Maka lafaz “ني” pada hakikatnya tertuju pada Allah Swt. Sedangkan ke-dirian-nya sudah sirna. Kondisi Abu Yazid yang sudah tidak menyadari keberadaannya sendiri oleh Al Ghazali sama sekali tidak disalahkan. Yang salah adalah ketika ia menceritakan kondisi tersebut. Menurutnya, jika masih pada ilmu muamalah seperti mujahadah, riyadhah, itu boleh saja diceritakan. Tapi kalau sudah makrifat, apapun bahasanya pasti akan menjadi fitnah. Bagaimana mungkin bahasa yang terbatas bisa menggambarkan Allah Swt. yang tidak terbatas. Karena itu, ulama ahussunnah wal jamaah memilih tasawuf akhlaki dan tidak menampilkan tasawuf falsafi dengan berpedoman pada Imam Ghazali dan Imam Junaid al Baghdadi.

Lain halnya dengan Rasulullah Saw. Tidak akan ada yang sanggup memanage ruhani dengan varietas pengalaman batin yang dahsyat dalam satu tubuh selain Rasulullah Saw. Tidak ada yang makrifatnya lebih sempurna dari Rasulullah Saw., tetapi tidak ada syathahat yang keluar sampai menimbulkan fitnah.

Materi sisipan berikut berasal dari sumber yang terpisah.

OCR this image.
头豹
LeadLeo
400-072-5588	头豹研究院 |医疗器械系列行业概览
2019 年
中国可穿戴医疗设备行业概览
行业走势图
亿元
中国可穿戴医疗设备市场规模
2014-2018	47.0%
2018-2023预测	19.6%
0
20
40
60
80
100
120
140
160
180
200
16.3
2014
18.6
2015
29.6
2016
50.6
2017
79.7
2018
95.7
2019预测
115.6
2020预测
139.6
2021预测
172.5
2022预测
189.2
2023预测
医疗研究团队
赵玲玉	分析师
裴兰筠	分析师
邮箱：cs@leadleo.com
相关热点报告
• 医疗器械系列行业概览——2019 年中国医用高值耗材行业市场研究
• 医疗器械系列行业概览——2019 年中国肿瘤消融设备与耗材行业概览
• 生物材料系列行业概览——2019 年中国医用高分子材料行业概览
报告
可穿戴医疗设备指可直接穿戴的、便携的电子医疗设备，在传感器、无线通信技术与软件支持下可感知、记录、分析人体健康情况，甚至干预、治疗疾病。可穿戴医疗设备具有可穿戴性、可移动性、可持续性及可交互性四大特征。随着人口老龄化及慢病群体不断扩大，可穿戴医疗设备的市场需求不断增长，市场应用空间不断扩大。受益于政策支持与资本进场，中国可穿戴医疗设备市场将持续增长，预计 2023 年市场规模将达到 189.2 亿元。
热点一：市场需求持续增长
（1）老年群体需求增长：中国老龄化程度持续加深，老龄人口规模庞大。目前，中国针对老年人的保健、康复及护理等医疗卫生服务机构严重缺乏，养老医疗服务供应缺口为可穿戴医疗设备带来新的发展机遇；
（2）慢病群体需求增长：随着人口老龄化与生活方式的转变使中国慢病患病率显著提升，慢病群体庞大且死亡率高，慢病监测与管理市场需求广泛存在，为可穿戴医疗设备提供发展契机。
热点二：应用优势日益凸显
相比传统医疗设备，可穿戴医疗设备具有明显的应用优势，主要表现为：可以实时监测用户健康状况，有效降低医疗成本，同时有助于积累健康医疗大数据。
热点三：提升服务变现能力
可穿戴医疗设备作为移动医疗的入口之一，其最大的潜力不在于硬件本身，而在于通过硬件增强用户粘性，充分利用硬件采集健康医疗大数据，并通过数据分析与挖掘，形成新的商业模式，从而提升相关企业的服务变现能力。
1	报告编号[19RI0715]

Syathahat ibarat seseorang yang sedang jatuh cinta. Yang merasakan kondisi itu, baik tubuh dan lisannya tidak akan bisa diam. Ada kalanya diekspresikan melalui lagu, puisi, nyanyian dengan memunculkan bayangan yang dicintai. Kemudian orang itu membagi perjalanan cintanya kepada orang lain sejak pertama bertemu, berkenalan sampai menikah. Namun ungkapan ini sudah tidak bisa lagi diekspresikan ketika kondisi pasca menikah. Cintanya bukan lagi sebuah ungkapan, melainkan sudah menyatu dalam kamar. Seindah apapun kondisi tersebut, haram diceritakan. Begitu pula makrifat ilallah, ini adalah bagian intim yang tidak bisa diceritakan kepada siapapun yang dalam istilah tasawuf disebut ittihad.

*Tulisan di atas berdasarkan penjelasan Dr. Akhmad Sodiq, M.Ag. (Pengasuh Majelis al-Dzikir wa al-Ta lim Mihrab al-Muhibbin).